Social desire is Associate in Nursing mountaineering brand-new characteristic in online social networks. It positions unique issues and opportunities for referral. Throughout this paper, we typically have a tendency to installation clusteria collection of matrix factorization (MF) and nearest-neighbour (NN)- primarily based absolutely recommender systems (RSs) that check out person social network further to group affiliation facts for social desire belief. Via try outs actual social possibility traces, we have a propensity to illustrate that social network and cluster affiliation records will significantly decorate the accuracy of popularity-based totally definitely preference referral, further to social media information controls collection affiliation information in NN-primarily based techniques. We regularly have a tendency to similarly test that social in addition to cluster data is an awful lot added treasured to cold customers than to huge humans. In our experiments, smooth meta route based totally totally in reality truely definitely NN designs defeated computation-massive tool regularity versions in warmth-vote casting referral, on the equal time as users' passions for non warm temperature ballot 's may be higher strip-mined through device frequency models.

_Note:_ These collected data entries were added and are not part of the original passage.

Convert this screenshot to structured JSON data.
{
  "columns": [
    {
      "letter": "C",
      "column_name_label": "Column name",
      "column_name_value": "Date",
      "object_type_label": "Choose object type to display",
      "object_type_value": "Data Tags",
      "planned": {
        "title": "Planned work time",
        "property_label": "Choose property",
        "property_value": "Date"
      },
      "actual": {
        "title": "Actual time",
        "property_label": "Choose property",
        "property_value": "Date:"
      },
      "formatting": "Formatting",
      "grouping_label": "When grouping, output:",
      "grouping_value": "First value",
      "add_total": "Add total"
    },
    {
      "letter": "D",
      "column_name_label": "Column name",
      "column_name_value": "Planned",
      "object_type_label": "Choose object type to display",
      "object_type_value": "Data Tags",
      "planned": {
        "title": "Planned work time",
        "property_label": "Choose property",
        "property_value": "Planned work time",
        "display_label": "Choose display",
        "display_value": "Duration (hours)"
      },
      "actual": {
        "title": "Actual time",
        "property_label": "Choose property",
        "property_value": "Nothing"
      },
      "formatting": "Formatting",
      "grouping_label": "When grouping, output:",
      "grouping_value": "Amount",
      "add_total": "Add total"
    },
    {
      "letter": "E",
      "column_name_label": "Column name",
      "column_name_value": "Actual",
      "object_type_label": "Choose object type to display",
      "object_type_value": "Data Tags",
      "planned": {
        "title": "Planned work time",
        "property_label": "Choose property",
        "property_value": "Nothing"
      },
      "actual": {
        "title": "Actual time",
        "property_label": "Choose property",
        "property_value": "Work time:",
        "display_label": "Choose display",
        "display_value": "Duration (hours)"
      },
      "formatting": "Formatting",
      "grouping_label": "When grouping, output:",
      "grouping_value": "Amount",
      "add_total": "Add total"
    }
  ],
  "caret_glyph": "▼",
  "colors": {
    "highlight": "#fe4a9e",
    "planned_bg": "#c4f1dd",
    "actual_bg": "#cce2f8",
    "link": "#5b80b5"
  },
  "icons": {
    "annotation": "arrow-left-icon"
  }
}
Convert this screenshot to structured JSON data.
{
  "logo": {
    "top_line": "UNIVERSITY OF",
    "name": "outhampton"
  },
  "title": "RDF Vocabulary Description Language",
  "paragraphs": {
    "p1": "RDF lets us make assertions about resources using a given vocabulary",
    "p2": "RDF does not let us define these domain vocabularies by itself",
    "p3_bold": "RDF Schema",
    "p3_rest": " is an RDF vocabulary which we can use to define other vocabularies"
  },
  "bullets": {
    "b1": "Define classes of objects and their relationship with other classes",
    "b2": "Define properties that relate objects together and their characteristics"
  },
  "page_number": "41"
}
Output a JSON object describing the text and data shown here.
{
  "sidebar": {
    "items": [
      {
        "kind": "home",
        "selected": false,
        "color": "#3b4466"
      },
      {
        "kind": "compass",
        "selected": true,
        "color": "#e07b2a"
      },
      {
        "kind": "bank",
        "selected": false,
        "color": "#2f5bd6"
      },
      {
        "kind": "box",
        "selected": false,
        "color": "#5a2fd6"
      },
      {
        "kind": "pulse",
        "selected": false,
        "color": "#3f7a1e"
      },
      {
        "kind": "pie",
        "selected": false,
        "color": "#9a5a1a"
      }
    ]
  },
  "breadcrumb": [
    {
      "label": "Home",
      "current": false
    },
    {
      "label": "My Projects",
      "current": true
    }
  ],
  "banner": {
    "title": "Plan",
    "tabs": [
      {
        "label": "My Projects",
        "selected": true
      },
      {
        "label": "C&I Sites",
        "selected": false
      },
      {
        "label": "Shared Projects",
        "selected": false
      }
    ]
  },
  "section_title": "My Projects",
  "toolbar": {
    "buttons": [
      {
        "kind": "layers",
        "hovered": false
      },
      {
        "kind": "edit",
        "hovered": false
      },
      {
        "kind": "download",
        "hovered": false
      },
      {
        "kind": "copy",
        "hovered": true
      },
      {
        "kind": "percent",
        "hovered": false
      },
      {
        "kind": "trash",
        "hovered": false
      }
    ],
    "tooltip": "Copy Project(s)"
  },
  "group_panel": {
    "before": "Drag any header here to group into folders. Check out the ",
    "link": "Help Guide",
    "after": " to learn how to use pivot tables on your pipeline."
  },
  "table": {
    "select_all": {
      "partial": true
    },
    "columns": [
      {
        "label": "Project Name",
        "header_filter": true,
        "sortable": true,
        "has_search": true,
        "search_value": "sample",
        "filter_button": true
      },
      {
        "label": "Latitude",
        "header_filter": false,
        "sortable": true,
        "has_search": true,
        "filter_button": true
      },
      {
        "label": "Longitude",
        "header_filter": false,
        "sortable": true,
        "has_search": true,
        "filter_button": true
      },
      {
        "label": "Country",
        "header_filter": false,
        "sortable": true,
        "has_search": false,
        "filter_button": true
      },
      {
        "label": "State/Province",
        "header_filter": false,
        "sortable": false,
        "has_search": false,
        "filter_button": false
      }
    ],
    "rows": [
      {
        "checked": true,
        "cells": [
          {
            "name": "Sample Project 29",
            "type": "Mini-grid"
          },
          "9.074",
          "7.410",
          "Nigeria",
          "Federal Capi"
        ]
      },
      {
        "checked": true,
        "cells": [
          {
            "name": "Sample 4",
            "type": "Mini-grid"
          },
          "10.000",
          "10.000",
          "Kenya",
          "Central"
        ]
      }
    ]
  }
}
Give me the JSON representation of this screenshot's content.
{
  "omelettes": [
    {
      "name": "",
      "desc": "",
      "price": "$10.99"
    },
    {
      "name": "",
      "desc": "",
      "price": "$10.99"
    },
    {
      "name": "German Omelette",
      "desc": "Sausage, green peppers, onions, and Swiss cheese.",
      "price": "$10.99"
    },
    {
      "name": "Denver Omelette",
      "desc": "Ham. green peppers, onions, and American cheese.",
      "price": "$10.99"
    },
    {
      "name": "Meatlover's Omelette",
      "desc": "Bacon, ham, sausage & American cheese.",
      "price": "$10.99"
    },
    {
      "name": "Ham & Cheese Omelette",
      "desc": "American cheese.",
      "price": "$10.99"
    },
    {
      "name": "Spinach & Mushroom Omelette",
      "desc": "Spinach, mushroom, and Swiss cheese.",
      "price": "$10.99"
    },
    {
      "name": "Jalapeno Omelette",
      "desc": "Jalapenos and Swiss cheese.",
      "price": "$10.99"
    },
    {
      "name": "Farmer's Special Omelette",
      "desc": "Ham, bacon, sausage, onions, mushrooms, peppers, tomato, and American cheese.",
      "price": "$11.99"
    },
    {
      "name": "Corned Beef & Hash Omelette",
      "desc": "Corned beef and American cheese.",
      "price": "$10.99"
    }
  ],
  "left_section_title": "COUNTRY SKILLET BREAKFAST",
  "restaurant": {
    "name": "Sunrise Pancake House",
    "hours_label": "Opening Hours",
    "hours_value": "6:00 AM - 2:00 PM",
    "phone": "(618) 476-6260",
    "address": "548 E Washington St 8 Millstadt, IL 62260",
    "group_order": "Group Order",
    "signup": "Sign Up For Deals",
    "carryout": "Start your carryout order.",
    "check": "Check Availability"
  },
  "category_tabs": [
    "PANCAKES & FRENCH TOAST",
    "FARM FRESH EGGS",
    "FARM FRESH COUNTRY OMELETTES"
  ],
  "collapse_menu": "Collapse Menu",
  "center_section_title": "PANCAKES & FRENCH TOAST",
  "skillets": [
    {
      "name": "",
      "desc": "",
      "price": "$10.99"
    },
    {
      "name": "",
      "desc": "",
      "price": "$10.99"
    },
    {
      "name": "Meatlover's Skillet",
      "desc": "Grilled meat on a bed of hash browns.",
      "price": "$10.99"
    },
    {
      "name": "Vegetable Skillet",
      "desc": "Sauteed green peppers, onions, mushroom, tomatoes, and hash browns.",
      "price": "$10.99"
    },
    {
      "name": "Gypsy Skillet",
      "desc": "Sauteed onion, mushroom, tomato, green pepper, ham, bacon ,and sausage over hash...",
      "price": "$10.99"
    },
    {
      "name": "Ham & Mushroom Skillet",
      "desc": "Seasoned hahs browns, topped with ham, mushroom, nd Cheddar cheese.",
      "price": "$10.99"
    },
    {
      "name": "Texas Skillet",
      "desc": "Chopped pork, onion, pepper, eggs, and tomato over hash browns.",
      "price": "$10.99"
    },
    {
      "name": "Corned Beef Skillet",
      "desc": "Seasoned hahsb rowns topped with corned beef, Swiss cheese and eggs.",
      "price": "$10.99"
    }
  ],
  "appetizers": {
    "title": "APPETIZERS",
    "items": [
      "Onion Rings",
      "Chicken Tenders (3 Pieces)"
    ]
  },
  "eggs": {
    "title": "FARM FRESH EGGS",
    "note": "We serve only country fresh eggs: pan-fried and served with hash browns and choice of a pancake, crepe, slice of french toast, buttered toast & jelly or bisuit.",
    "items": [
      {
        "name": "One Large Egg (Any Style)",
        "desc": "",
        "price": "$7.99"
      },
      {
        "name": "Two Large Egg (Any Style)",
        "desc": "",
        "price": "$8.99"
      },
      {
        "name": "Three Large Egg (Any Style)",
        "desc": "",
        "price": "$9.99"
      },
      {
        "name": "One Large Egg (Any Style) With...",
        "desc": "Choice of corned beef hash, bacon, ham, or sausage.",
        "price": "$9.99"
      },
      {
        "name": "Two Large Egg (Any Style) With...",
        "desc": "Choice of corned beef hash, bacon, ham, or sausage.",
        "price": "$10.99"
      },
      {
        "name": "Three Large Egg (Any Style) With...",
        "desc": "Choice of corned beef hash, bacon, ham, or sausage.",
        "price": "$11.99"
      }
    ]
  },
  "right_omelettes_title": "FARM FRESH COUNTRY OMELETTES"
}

We have a tendency to greater suggest a hybrid RS, cloth truely truly one in every of a type solitary strategies to accumulate the maximum dependable pinnacle-pinnacle sufficient hit price


2014 ◽  
pp. 84-102
Author(s):  
Mina Seraj ◽  
Aysegul Toker

This chapter describes and discusses the specificities of membership commitment to online social networks. While delineating these specificities, we introduce the concept of social network citizenship (SNC) to define the characteristics of committed network members. A conceptual model involving commencement, creation, change, and commitment is developed in order to establish the antecedents of this new concept. In addition, the implications for marketing practice are discussed to reveal how companies can acquire social network citizens to retain their social media marketing strategies successful.